Filtering for apostrophes and single quotes confusion?

Previous Topic Next Topic
 
classic Classic list List threaded Threaded
3 messages Options
Reply | Threaded
Open this post in threaded view
|

Filtering for apostrophes and single quotes confusion?

phill
Recently a customer of ours confused himself and us when he discovered his corpus of documents contains (at least) two different characters used for the apostrophe.
I didn't recognize the issue at first.

For those who aren't familiar with this problem, depending on the history of characters in a document an apostrophe used as a possessive in English, i.e
"customer's report"  (one report from one customer) may be one of several characters and apparently the 3.x StandardAnalyzer doesn't take this into consideration.
Did I miss a mention of a fix for this?  I was conducting tests against Lucene 3.4, but didn't see mention in ES either (I'm not running 4.x yet).
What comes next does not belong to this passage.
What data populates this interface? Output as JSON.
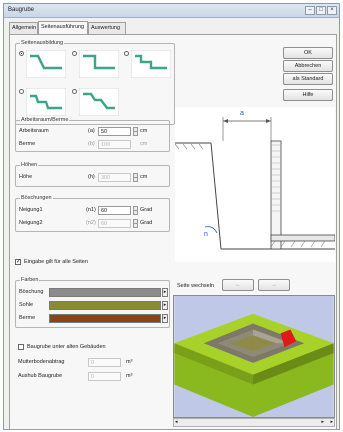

While I found some discussion of this issue over the years, I was surprised to not find any general solution either in Standard Analyzer or in some extra Filter that I might leverage in a filter chain. Am I missing something? 
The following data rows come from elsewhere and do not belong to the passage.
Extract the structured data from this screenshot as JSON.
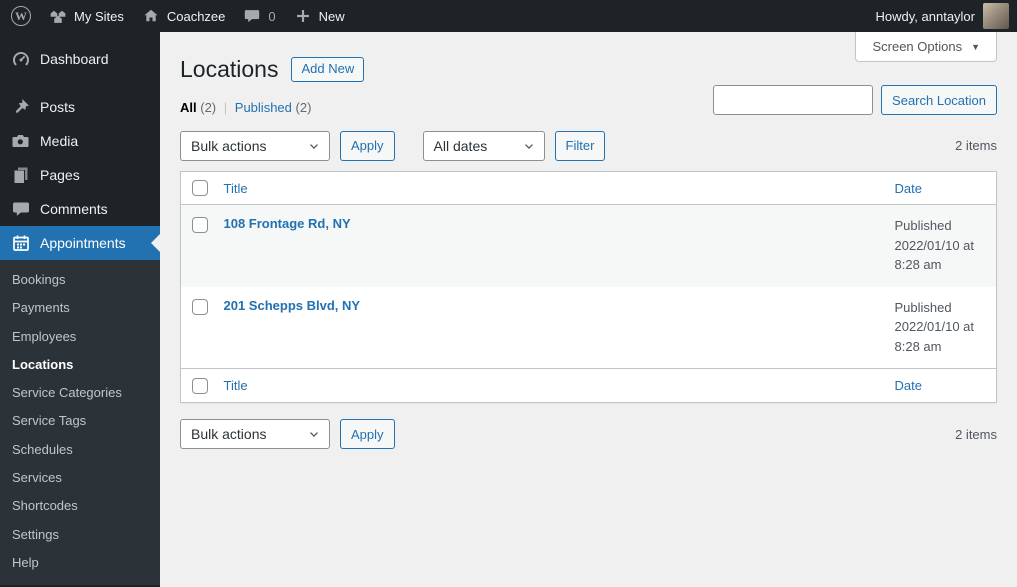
{
  "colors": {
    "accent": "#2271b1",
    "admin_bar_bg": "#1d2327",
    "menu_bg": "#1d2327",
    "submenu_bg": "#2c3338",
    "content_bg": "#f0f0f1",
    "row_stripe": "#f6f7f7",
    "border": "#c3c4c7"
  },
  "admin_bar": {
    "my_sites_label": "My Sites",
    "site_name": "Coachzee",
    "comments_count": "0",
    "new_label": "New",
    "howdy": "Howdy, anntaylor"
  },
  "sidebar": {
    "items": [
      {
        "label": "Dashboard",
        "icon": "dashboard-icon"
      },
      {
        "label": "Posts",
        "icon": "pushpin-icon"
      },
      {
        "label": "Media",
        "icon": "camera-icon"
      },
      {
        "label": "Pages",
        "icon": "pages-icon"
      },
      {
        "label": "Comments",
        "icon": "comment-icon"
      },
      {
        "label": "Appointments",
        "icon": "calendar-icon",
        "active": true
      }
    ],
    "submenu": [
      "Bookings",
      "Payments",
      "Employees",
      "Locations",
      "Service Categories",
      "Service Tags",
      "Schedules",
      "Services",
      "Shortcodes",
      "Settings",
      "Help"
    ],
    "current_submenu": "Locations"
  },
  "page": {
    "title": "Locations",
    "add_new_label": "Add New",
    "screen_options_label": "Screen Options",
    "views": {
      "all_label": "All",
      "all_count": "(2)",
      "separator": "|",
      "published_label": "Published",
      "published_count": "(2)"
    },
    "search_button_label": "Search Location",
    "bulk_actions_label": "Bulk actions",
    "apply_label": "Apply",
    "all_dates_label": "All dates",
    "filter_label": "Filter",
    "items_count": "2 items"
  },
  "table": {
    "columns": {
      "title": "Title",
      "date": "Date"
    },
    "rows": [
      {
        "title": "108 Frontage Rd, NY",
        "status": "Published",
        "datetime": "2022/01/10 at 8:28 am"
      },
      {
        "title": "201 Schepps Blvd, NY",
        "status": "Published",
        "datetime": "2022/01/10 at 8:28 am"
      }
    ]
  }
}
I also have to say that not very large test document sets gathered as ordinary domain examples from the web have now been shown include different apostrophe characters.

My suggested solution matches the one line from the Snowball page (see below) "Clearly other codes for apostrophe can be mapped to this [apostrophe] code prior to stemming."  I'm sure I DO NOT want to mess with things too much.  I already don't use standard analyzer (so to not bother dropping stopwords), so I was thinking a simple filter chainable before standard filter that looks for odd Apostrophes followed by s and replaces the odd char with U+0027 would do the trick.

Any thoughts or help?

-Paul

*****************
All the background information I have on the topic.

Smart Editors (MS Word and I believe Adobe Acrobat) convert the ordinary single quote/apostrophe key (on the modern English MS keyboard that is (the un-shifted key on double quote and single-quote (?) key) to various other characters.  Meanwhile, neither browser web page entry boxes (by default) nor simpler text editors mess with characters typed usually resulting in an APOSTROPHE.
Paul’s example of an apostrophe and a ‘full quote’ generated by the Outlook editor.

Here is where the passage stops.